Startup Fundraising Logic: Angel, VC, Series A/B, and the Complete Path to IPO
Venture capital’s business model rests on a statistical logic: in a 10-portfolio fund, approximately 6–7 fail (total loss), 2–3 achieve ordinary returns, 1–2 achieve 100x+ returns (“home run” returns) — one successful unicorn can cover all other fund losses and generate overall high returns. This power-law distribution characteristic means VCs prefer projects with extremely high upside potential (large enough Total Addressable Market) rather than stable-profit but limited-upside traditional businesses.
Funding Rounds and Valuation
Angel/Pre-Seed: typically ¥1–5M (or $200K–$1M), from individual angels or incubators (YC, 500 Startups), at early product or idea stage. Valuation based more on team capability and market judgment than financial data.
Series A: first institutional funding round, typically after initial product-market fit (PMF) validation, usually ¥10M–¥100M. Valuation primarily by market comparison (P/S multiples, comparable company valuation) rather than DCF — early company cash flow projections have limited reliability.
Series B/C: growth-stage financing for sales/marketing scale and team expansion, typically ¥500M+. Primary investors shift to Growth VC and Private Equity.
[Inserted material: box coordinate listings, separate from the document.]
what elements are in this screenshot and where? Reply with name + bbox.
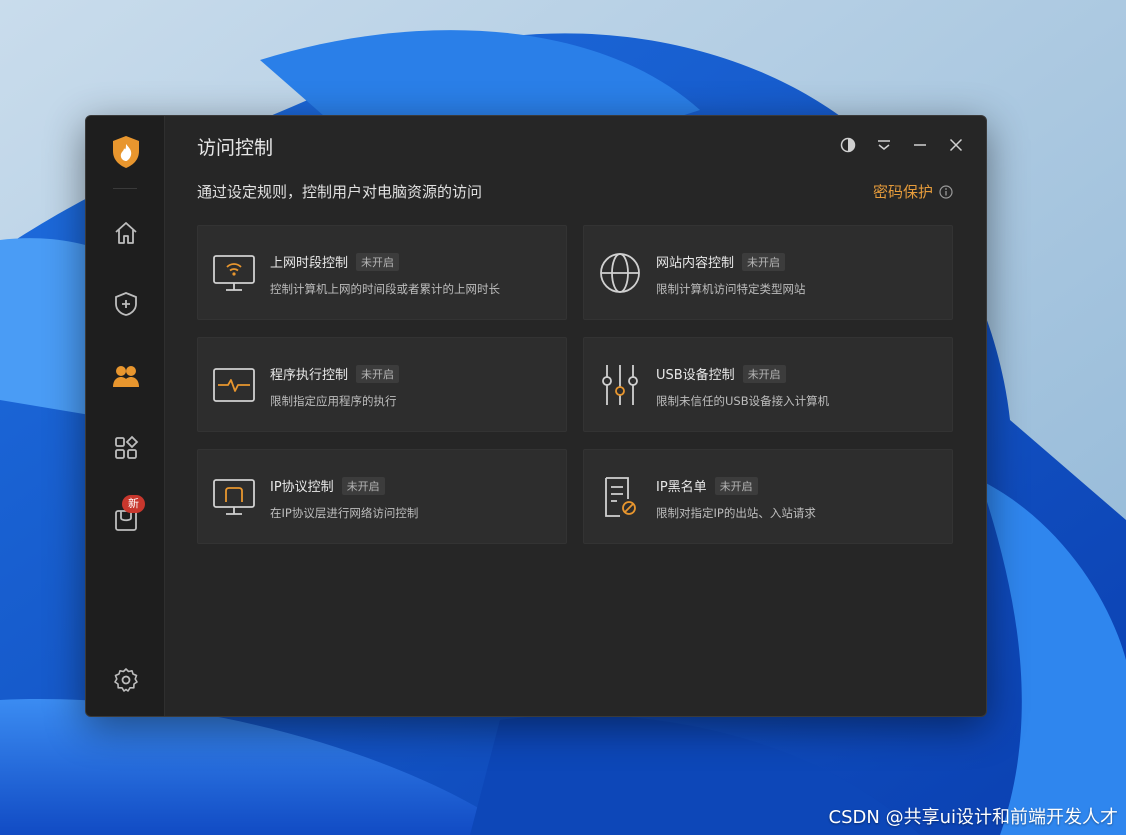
card-description: 在IP协议层进行网络访问控制	[270, 506, 419, 520]
access-control-window: 新 访问控制 通过设定规则，控制用户对电脑资源的访问 密码保护 上网时段控制 未…	[85, 115, 987, 717]
app-logo-icon	[110, 136, 142, 168]
gear-icon	[114, 668, 138, 692]
globe-icon	[598, 251, 642, 295]
card-ip-protocol-control[interactable]: IP协议控制 未开启 在IP协议层进行网络访问控制	[197, 449, 567, 544]
shield-plus-icon	[115, 292, 137, 316]
card-ip-blacklist[interactable]: IP黑名单 未开启 限制对指定IP的出站、入站请求	[583, 449, 953, 544]
sidebar-item-home[interactable]	[110, 217, 142, 249]
card-title: 上网时段控制 未开启	[270, 252, 400, 271]
card-title-text: USB设备控制	[656, 368, 735, 383]
sidebar-divider	[113, 188, 137, 189]
status-badge: 未开启	[742, 252, 786, 271]
new-badge: 新	[122, 495, 145, 513]
sliders-icon	[598, 363, 642, 407]
card-description: 限制对指定IP的出站、入站请求	[656, 506, 816, 520]
card-description: 限制未信任的USB设备接入计算机	[656, 394, 830, 408]
card-description: 限制计算机访问特定类型网站	[656, 282, 806, 296]
watermark: CSDN @共享ui设计和前端开发人才	[828, 807, 1118, 828]
card-usb-device-control[interactable]: USB设备控制 未开启 限制未信任的USB设备接入计算机	[583, 337, 953, 432]
minimize-icon	[914, 144, 926, 146]
document-block-icon	[598, 475, 642, 519]
sidebar-item-apps[interactable]	[110, 432, 142, 464]
users-icon	[113, 366, 139, 387]
sidebar-item-protection[interactable]	[110, 288, 142, 320]
wifi-monitor-icon	[212, 251, 256, 295]
card-title-text: 程序执行控制	[270, 368, 349, 383]
minimize-button[interactable]	[909, 134, 931, 156]
theme-toggle-button[interactable]	[837, 134, 859, 156]
sidebar: 新	[86, 116, 165, 716]
password-protect-label: 密码保护	[872, 183, 933, 201]
card-title-text: 网站内容控制	[656, 256, 735, 271]
close-button[interactable]	[945, 134, 967, 156]
home-icon	[115, 222, 137, 244]
card-description: 控制计算机上网的时间段或者累计的上网时长	[270, 282, 500, 296]
card-title: 网站内容控制 未开启	[656, 252, 786, 271]
status-badge: 未开启	[356, 252, 400, 271]
card-title: IP黑名单 未开启	[656, 476, 758, 495]
info-icon	[939, 184, 953, 199]
page-description: 通过设定规则，控制用户对电脑资源的访问	[197, 183, 483, 201]
card-title-text: 上网时段控制	[270, 256, 349, 271]
card-title: USB设备控制 未开启	[656, 364, 786, 383]
apps-grid-icon	[115, 435, 139, 459]
card-title-text: IP黑名单	[656, 480, 707, 495]
pulse-window-icon	[212, 363, 256, 407]
card-title: IP协议控制 未开启	[270, 476, 385, 495]
page-title: 访问控制	[197, 137, 274, 159]
monitor-network-icon	[212, 475, 256, 519]
status-badge: 未开启	[742, 364, 786, 383]
status-badge: 未开启	[714, 476, 758, 495]
card-internet-time-control[interactable]: 上网时段控制 未开启 控制计算机上网的时间段或者累计的上网时长	[197, 225, 567, 320]
status-badge: 未开启	[341, 476, 385, 495]
menu-down-icon	[878, 140, 890, 150]
card-title-text: IP协议控制	[270, 480, 334, 495]
sidebar-item-access-control[interactable]	[110, 360, 142, 392]
close-icon	[949, 138, 963, 152]
card-description: 限制指定应用程序的执行	[270, 394, 397, 408]
card-program-execution-control[interactable]: 程序执行控制 未开启 限制指定应用程序的执行	[197, 337, 567, 432]
password-protect-link[interactable]: 密码保护	[873, 181, 953, 202]
status-badge: 未开启	[356, 364, 400, 383]
settings-button[interactable]	[110, 664, 142, 696]
menu-dropdown-button[interactable]	[873, 134, 895, 156]
contrast-icon	[840, 137, 856, 153]
card-website-content-control[interactable]: 网站内容控制 未开启 限制计算机访问特定类型网站	[583, 225, 953, 320]
card-title: 程序执行控制 未开启	[270, 364, 400, 383]
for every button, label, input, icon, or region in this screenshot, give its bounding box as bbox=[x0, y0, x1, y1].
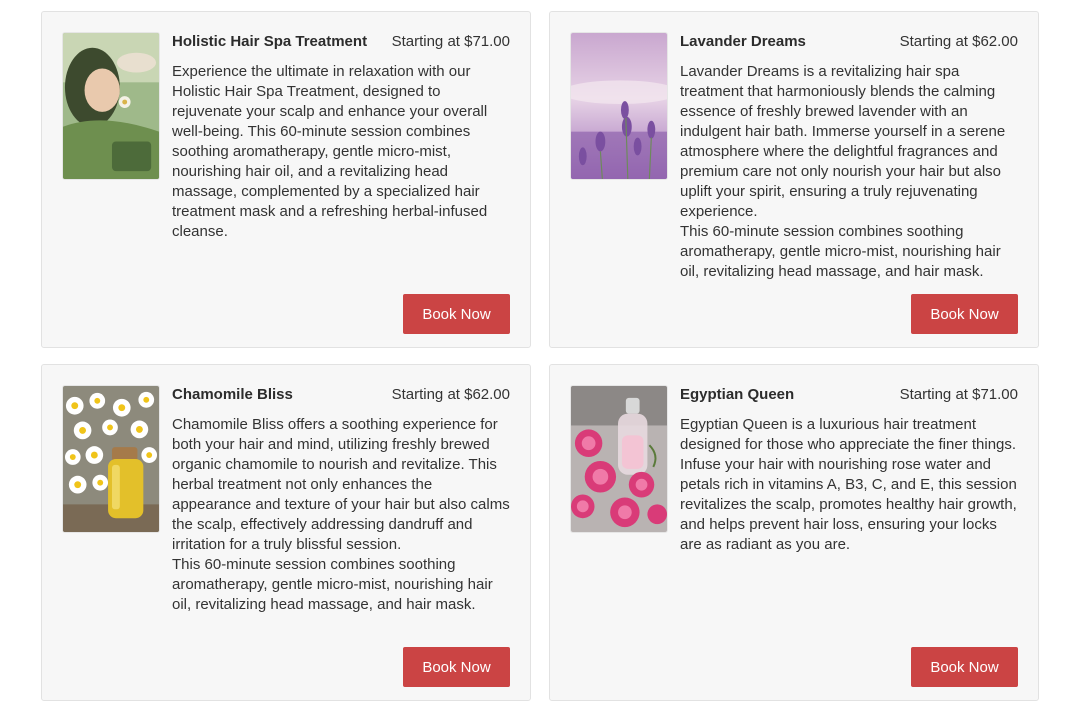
description-paragraph: Chamomile Bliss offers a soothing experi… bbox=[172, 416, 510, 553]
service-price: Starting at $71.00 bbox=[391, 33, 510, 50]
service-grid: Holistic Hair Spa Treatment Starting at … bbox=[0, 0, 1092, 715]
service-card-lavander: Lavander Dreams Starting at $62.00 Lavan… bbox=[549, 11, 1039, 348]
service-price: Starting at $62.00 bbox=[899, 33, 1018, 50]
spa-treatment-photo bbox=[62, 32, 160, 180]
rose-water-photo bbox=[570, 385, 668, 533]
service-card-holistic: Holistic Hair Spa Treatment Starting at … bbox=[41, 11, 531, 348]
description-paragraph: Egyptian Queen is a luxurious hair treat… bbox=[680, 416, 1017, 553]
service-title: Chamomile Bliss bbox=[172, 386, 293, 403]
card-header: Holistic Hair Spa Treatment Starting at … bbox=[172, 32, 510, 52]
description-paragraph: This 60-minute session combines soothing… bbox=[172, 556, 493, 613]
lavender-field-photo bbox=[570, 32, 668, 180]
card-header: Chamomile Bliss Starting at $62.00 bbox=[172, 385, 510, 405]
service-price: Starting at $71.00 bbox=[899, 386, 1018, 403]
service-description: Experience the ultimate in relaxation wi… bbox=[172, 62, 514, 242]
service-description: Egyptian Queen is a luxurious hair treat… bbox=[680, 415, 1022, 555]
service-price: Starting at $62.00 bbox=[391, 386, 510, 403]
book-now-button[interactable]: Book Now bbox=[911, 647, 1018, 687]
book-now-button[interactable]: Book Now bbox=[403, 294, 510, 334]
description-paragraph: Experience the ultimate in relaxation wi… bbox=[172, 63, 488, 240]
service-card-chamomile: Chamomile Bliss Starting at $62.00 Chamo… bbox=[41, 364, 531, 701]
service-title: Lavander Dreams bbox=[680, 33, 806, 50]
description-paragraph: This 60-minute session combines soothing… bbox=[680, 223, 1001, 280]
card-header: Lavander Dreams Starting at $62.00 bbox=[680, 32, 1018, 52]
chamomile-oil-photo bbox=[62, 385, 160, 533]
book-now-button[interactable]: Book Now bbox=[911, 294, 1018, 334]
book-now-button[interactable]: Book Now bbox=[403, 647, 510, 687]
service-description: Lavander Dreams is a revitalizing hair s… bbox=[680, 62, 1022, 282]
card-header: Egyptian Queen Starting at $71.00 bbox=[680, 385, 1018, 405]
description-paragraph: Lavander Dreams is a revitalizing hair s… bbox=[680, 63, 1006, 220]
service-title: Egyptian Queen bbox=[680, 386, 795, 403]
service-card-egyptian: Egyptian Queen Starting at $71.00 Egypti… bbox=[549, 364, 1039, 701]
service-description: Chamomile Bliss offers a soothing experi… bbox=[172, 415, 514, 615]
service-title: Holistic Hair Spa Treatment bbox=[172, 33, 368, 50]
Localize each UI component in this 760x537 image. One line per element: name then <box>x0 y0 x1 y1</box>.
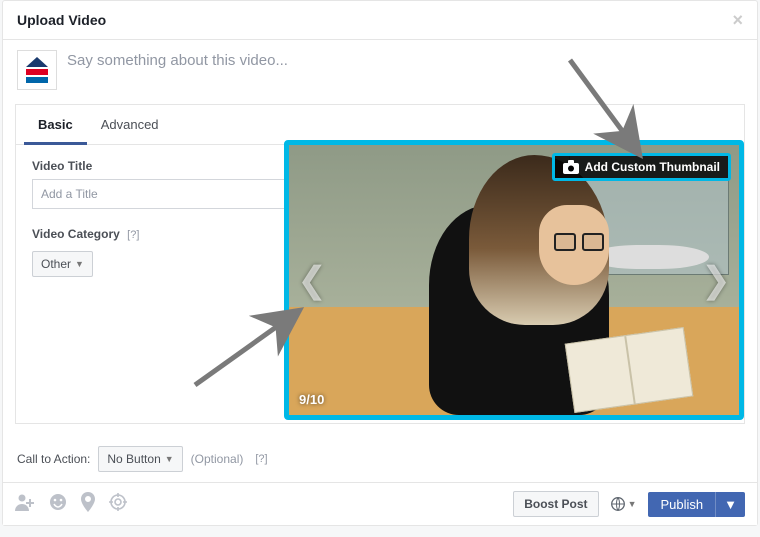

Key Term Sheet Terms: Liquidation Preference (ensures preferred shares recover investment before common shares; 1x non-participating is the most founder-friendly standard); Anti-dilution Protection (prevents subsequent lower-valuation financing from harming investor interests); Board Seat (gives investors governance participation rights). Y Combinator’s SAFE is the most widely used seed-stage financing standard document.